Del sueño a la acción

El movimiento Dreamer ha sido una plataforma para los indocumentados estadounidenses que llegaron antes de la mayoría de edad, en donde no sólo se pelea por una visa, sino por el respeto a la pluralidad cultural, racial y religiosa.

No hay movimiento activista que tenga más claridad política que el Dreamer. La generación de inmigrantes indocumentados que llegó a Estados Unidos siendo menor de edad tiene como principal activo su pluralidad, y ha construido identidades alternas: los chicos LGBT incluyeron la diversidad sexual y de género y crearon el movimiento Undocuqueer. Los jóvenes de raza negra acuñaron el Undocublack. Los feministas y de minorías religiosas construyeron alianzas y ampliaron su capacidad de lobby. No se asumen como minoría, sino como ciudadanos activos. Aquí el movimiento Dreamer diez años después.

Dreamer diez años después, foto 1

Foto: Mark Abramson.

Era apenas el tercer día de 2018 y en una esquina del barrio angelino de Westwood, frente a las oficinas de la senadora Dianne Feinstein, quince personas furiosas iniciaban el año agitando carteles y gritando consignas a favor del presidente Trump y en contra de los inmigrantes indocumentados. Agentes de la policía contenían el grupo en un perímetro marcado por una cinta amarilla.

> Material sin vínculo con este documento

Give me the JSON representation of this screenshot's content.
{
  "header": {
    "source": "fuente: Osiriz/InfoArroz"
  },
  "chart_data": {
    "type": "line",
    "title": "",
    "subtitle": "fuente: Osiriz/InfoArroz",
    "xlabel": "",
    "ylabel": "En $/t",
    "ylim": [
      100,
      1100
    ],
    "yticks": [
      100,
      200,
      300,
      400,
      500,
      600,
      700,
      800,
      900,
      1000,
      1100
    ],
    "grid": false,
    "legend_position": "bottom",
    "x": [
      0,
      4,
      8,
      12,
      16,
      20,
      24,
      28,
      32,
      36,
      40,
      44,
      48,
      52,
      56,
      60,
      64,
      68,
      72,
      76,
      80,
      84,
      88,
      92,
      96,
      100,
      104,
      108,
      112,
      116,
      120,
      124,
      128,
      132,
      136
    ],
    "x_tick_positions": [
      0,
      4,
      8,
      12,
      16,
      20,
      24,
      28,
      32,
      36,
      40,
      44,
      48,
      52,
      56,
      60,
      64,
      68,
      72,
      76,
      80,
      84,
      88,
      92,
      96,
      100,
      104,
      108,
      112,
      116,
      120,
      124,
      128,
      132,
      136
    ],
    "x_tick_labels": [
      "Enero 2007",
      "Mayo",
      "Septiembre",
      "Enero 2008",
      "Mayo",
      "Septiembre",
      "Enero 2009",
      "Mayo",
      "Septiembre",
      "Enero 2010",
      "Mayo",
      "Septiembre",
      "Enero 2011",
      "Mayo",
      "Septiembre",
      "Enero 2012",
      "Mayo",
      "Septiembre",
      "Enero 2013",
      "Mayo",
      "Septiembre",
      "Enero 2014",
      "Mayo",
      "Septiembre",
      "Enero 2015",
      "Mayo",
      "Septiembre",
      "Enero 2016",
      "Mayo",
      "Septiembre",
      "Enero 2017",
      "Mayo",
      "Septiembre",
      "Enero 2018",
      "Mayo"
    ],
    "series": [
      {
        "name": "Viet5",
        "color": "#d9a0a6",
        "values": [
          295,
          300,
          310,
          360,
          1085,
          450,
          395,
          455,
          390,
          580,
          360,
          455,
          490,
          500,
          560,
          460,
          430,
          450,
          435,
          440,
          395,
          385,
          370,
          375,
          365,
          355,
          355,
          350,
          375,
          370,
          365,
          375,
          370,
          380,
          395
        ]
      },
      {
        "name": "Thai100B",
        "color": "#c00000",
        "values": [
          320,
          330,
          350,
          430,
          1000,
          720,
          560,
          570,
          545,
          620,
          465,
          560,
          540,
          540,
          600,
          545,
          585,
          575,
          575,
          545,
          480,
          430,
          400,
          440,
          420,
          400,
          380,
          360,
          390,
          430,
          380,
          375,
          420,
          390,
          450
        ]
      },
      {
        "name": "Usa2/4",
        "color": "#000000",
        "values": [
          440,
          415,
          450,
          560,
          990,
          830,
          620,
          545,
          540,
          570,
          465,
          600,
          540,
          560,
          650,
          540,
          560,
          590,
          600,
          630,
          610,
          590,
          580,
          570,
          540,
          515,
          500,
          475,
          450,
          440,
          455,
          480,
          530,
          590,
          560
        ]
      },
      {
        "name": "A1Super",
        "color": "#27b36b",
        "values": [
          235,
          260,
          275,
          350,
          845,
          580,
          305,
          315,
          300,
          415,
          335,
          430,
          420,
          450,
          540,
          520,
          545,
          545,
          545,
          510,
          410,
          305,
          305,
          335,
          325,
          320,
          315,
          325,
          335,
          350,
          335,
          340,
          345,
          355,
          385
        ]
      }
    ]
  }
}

La escena fue una sorpresa para quienes esperaban encontrar a los activistas que habían convocado a un evento en esa ubicación para exigir la aprobación de la ley Dream Act. El evento se había desplazado a otro punto sobre la misma avenida: los organizadores decidieron evitar la confrontación y enviar su mensaje sin distracciones del pequeño grupo opositor. La estrategia funcionó. Reporteros, camarógrafos y jóvenes que llegaron para hacer Facebook Live desde sus teléfonos escucharon a un grupo diverso y peculiar hablar sobre la necesidad de regularizar el estatus migratorio de los jóvenes indocumentados. La actriz Alyssa Milano y el actor Bradley Whitford fueron la representación del Hollywood más progresista. La dirigente de la comunidad musulmana y codirectora de Women’s March, Linda Sarsour, le recordaba a los legisladores que su salario lo pagan quienes viven en Estados Unidos, para subrayar que su obligación es escucharlos. Junto con ella, había líderes laborales, representantes del movimiento #MeToo, jóvenes activistas y abogados voluntarios. Una convocatoria amplia y diversa: ese es el rostro del movimiento Dreamer a un año de iniciada la era Trump.

Dreamer diez años después, foto 2

Foto: Mark Abramson.

Aunque la iniciativa conocida como Dream Act (por sus siglas: Development, Relief and Education for Alien Minors) se presentó ante el Congreso de Estados Unidos hace 16 años, fue en 2008 cuando las organizaciones de estudiantes indocumentados, creadas al interior de las universidades, se expandieron a nivel nacional. A través de las redes sociales, los jóvenes empezaron a generar estrategias de cabildeo legislativo y de presencia mediática y a planear acciones de desobediencia civil reuniendo en un punto del país, y sin conocerse, a gente de distintos estados. Construyeron una estructura que empezó a tomar forma durante la campaña presidencial de Barack Obama —en la que muchos de ellos, a pesar de no poder votar, se sumaron a los llamados “ejércitos de Obama”— en 2010. En ese año, el Dream Act quedó a cinco votos de ser aprobado en el Senado y no llegó a convertirse en ley. En consecuencia, estos chicos decidieron tomar el asunto en sus manos.

Si durante la campaña presidencial de 2008 los jóvenes activistas llamaban a la puerta de posibles votantes para hablar sobre su candidato, para la elección de 2012 ya ocupaban un lugar en el escenario durante los eventos políticos para compartir sus historias. En 2016, muchos de ellos se sumaron nuevamente a los equipos de campaña, ahora contratados como estrategas y enlaces con la comunidad. Y en 2017, se convirtieron en el único grupo organizado capaz de frenar la maquinaria política nacional —incluida la aprobación del presupuesto— de la controversial administración del presidente Donald Trump. La agenda de los dreamers se convirtió en el gran tema que, a falta de acuerdos, provocó el cierre del gobierno de Estados Unidos.